All morning long, the lead story on the Wall Street Journal's home page has been "Goldman Holders Miffed at Bonuses." According to reporter Susanne Craig, some of Goldman's largest shareholders have been privately expressing to Goldman management that a record-large bonus pool might not be in the best interest of the real owners of the investment bank, i.e., the institutions and investors who own Goldman's stock.
In an opinion piece, also in the Journal, Michael Corkery approves of the basic principle:
This is how it is supposed to work. Rather than the federal government dictating what a company should pay its employees, shareholders are having their say.
Ever since Goldman Sachs' 1999 IPO, I've been wondering how the investment bank's big-money culture would square with the trope that a public company's first responsibility is to its shareholders. Up until now, Goldman's shareholders have accepted the basic bargain -- Goldman's stock returns far outpace the market. This success is supposedly attributable to Goldman having the smartest employees. And so the argument goes: If you don't pay the smartest employees an average of over $700,000 per person per year, they will skedaddle.
But it seems as if what looks to be "the biggest employee payout in the firm's 140-year history" is inciting some grumbling even among those who typically could not care less about outsize Wall Street compensation levels.
Corkery is skeptical that the big institutional investors will make good on the only threat they realistically have, which is to sell their stock. But there's an interesting subtext to the whole question of shareholder rights that is ironically highlighted by the Goldman dilemma.
Oftentimes, when we hear that a public company's first responsibility is to its shareholders, this is used as an excuse to shaft workers. What's the easiest way to cut costs and get a quick stock price boost? Lay off employees! It's one of the harshest truths of capitalism -- the people who do the actual work generally get the smallest piece of the pie and are most vulnerable to economic downshifts. The principle that shareholders should come first has propelled countless mergers and acquisitions with disastrous results for the employees of the companies that get sliced and diced in Wall Street's endless parlor games.

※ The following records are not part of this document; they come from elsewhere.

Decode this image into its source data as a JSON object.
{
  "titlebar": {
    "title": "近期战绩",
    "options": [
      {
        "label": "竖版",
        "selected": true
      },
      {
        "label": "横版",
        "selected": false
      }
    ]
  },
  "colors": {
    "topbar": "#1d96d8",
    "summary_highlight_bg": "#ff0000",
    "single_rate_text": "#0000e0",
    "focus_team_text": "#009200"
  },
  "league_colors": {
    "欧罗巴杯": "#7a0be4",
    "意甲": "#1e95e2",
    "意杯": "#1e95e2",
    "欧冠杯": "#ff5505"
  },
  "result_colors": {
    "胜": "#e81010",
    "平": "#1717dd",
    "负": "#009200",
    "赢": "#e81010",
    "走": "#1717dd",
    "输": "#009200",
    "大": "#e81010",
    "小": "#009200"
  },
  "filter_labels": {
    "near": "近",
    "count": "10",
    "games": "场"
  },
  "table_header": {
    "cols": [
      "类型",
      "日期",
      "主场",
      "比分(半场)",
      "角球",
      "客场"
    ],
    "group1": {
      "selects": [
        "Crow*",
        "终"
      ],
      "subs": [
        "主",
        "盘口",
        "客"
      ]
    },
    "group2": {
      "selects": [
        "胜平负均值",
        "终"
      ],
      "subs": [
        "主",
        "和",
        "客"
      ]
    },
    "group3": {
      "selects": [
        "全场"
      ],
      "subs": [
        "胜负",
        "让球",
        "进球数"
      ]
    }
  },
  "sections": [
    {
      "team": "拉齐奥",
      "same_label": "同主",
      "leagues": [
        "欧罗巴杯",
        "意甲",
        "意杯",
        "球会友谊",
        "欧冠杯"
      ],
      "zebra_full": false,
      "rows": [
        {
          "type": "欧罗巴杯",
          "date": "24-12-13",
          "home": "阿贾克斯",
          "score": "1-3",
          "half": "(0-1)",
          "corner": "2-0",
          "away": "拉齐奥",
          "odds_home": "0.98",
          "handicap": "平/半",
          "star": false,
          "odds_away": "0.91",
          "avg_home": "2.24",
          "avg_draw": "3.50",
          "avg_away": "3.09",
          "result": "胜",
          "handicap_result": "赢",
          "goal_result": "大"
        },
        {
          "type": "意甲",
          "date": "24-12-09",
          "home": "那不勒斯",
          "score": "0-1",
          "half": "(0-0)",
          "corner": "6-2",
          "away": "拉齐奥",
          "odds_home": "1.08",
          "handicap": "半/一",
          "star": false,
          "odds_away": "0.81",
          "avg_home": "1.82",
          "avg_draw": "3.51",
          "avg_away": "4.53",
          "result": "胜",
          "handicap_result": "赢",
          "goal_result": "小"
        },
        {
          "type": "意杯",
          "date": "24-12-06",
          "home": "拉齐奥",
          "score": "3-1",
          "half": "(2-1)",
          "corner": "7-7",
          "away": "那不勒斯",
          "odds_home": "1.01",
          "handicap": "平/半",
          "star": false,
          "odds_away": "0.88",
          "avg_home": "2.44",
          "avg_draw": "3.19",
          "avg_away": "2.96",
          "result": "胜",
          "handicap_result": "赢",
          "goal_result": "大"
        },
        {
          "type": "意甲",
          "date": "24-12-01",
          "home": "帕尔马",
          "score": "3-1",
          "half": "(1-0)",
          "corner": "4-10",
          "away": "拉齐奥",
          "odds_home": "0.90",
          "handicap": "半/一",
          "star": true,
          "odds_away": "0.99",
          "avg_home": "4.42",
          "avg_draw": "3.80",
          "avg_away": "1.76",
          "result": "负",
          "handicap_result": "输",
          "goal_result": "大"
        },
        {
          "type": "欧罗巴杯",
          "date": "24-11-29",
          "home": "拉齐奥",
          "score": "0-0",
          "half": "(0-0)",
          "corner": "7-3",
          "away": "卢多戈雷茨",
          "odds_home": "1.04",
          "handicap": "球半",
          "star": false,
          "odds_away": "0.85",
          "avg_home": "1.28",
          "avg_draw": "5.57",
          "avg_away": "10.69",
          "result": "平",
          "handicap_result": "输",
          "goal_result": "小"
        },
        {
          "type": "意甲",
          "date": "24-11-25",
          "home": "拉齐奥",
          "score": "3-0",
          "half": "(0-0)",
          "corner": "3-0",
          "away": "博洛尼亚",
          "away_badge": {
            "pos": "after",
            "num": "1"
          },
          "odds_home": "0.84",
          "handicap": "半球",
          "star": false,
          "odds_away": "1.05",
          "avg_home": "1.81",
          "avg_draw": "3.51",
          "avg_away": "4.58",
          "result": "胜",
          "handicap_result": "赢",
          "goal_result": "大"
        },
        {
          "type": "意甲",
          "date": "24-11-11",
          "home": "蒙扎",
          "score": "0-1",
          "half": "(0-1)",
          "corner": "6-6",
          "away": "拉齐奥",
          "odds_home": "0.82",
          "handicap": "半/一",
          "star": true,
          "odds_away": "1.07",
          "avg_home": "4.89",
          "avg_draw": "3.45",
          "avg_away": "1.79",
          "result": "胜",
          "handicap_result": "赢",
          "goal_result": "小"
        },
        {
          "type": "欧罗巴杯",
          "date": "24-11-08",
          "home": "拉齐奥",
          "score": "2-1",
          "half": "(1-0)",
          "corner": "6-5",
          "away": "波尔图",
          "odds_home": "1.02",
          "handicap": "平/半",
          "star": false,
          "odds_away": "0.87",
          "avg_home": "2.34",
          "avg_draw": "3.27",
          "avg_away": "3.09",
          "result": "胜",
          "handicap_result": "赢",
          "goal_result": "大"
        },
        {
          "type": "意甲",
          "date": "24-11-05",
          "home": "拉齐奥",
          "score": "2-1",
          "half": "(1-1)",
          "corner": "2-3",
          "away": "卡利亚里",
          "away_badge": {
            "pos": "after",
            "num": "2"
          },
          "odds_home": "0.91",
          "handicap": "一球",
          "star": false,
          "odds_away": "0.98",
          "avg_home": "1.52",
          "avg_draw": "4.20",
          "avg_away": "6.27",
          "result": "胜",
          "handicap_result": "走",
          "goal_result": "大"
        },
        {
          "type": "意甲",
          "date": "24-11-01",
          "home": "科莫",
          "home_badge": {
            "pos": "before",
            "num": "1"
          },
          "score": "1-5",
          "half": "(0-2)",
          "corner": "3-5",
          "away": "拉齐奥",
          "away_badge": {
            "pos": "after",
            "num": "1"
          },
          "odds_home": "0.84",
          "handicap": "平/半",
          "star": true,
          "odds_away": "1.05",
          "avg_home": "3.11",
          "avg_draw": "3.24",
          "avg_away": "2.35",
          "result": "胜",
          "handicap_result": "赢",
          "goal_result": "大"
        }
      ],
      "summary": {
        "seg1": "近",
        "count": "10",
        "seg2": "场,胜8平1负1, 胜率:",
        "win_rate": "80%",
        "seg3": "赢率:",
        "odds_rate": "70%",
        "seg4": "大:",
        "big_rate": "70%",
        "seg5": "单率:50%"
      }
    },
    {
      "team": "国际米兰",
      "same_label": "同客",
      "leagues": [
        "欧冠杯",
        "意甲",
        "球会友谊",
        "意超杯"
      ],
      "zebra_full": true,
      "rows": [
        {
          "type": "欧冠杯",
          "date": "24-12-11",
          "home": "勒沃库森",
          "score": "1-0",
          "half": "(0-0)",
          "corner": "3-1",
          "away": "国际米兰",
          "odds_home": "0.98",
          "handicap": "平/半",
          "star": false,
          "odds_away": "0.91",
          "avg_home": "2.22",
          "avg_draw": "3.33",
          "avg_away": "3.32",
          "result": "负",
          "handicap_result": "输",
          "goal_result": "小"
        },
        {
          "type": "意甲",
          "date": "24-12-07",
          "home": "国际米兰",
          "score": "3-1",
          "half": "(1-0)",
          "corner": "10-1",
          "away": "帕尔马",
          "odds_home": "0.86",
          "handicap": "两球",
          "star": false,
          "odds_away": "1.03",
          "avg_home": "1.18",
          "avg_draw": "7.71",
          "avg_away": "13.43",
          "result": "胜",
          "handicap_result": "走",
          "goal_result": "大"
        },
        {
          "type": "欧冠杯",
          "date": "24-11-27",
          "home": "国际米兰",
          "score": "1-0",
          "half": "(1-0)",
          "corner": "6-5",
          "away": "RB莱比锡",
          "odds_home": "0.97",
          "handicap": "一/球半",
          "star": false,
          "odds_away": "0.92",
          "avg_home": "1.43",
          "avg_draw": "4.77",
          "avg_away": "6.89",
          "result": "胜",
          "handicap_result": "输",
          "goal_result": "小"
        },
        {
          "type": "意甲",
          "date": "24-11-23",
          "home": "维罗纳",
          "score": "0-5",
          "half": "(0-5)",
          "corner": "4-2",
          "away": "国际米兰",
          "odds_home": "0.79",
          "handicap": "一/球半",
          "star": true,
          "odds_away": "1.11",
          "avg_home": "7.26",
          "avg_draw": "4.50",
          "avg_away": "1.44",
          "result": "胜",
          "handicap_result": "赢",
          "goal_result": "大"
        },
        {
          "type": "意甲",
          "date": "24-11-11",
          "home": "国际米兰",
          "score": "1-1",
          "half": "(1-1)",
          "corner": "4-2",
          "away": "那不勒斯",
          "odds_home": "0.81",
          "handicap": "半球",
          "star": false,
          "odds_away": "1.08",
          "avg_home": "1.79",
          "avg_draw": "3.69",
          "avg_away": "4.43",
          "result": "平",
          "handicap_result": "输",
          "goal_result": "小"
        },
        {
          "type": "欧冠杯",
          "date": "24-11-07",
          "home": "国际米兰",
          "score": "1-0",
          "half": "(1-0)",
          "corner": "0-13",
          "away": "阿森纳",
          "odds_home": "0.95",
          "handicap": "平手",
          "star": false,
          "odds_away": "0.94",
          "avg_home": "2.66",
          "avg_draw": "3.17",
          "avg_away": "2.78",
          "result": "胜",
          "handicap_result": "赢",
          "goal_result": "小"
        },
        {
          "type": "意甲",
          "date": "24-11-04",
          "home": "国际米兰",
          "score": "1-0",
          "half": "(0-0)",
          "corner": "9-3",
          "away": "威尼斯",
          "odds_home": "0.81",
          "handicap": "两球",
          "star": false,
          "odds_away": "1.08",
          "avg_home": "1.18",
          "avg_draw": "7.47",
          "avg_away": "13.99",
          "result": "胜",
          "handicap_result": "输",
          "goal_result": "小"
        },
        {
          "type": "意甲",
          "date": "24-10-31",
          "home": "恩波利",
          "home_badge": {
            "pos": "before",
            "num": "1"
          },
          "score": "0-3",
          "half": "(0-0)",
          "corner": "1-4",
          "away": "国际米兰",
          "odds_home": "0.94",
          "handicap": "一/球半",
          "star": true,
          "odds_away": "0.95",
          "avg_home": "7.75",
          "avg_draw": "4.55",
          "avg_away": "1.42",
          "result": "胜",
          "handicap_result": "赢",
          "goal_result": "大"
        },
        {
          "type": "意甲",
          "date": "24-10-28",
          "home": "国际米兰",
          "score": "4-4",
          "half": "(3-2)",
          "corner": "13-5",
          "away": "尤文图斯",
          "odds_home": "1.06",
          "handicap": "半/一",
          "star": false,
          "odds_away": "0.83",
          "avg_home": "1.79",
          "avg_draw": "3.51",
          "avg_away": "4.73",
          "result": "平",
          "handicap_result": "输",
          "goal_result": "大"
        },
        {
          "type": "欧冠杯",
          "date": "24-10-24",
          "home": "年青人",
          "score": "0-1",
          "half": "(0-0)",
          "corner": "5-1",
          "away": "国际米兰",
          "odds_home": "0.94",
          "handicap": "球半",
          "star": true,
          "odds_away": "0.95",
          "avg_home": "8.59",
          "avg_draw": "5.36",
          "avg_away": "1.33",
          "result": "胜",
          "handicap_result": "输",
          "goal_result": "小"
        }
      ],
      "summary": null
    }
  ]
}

For Goldman critics, it might be satisfying to see big shareholders muttering grimly about the impropriety of massive bonuses. It also could be rewarding to see shareholders exert more force in restricting the runaway compensation of top executives, although I'm not going to hold my breath waiting for such "say-on-pay" ideals to ever become common practice. But I'd caution against seeing this episode of dissatisfaction as some great triumph of shareholder democracy over the lords of Wall Street. What the investors really want is more money for themselves -- a fat dividend payout, or higher earnings per share that would be reflected in a higher stock price.
And what that usually means is: Screw the worker. In this case, we're all OK with it, because these are Goldman employees, and everybody is mad at Goldman. But as a general rule, keeping stock prices high by keeping the clamps tightly down on workers is not ideal, from an egalitarian point of view.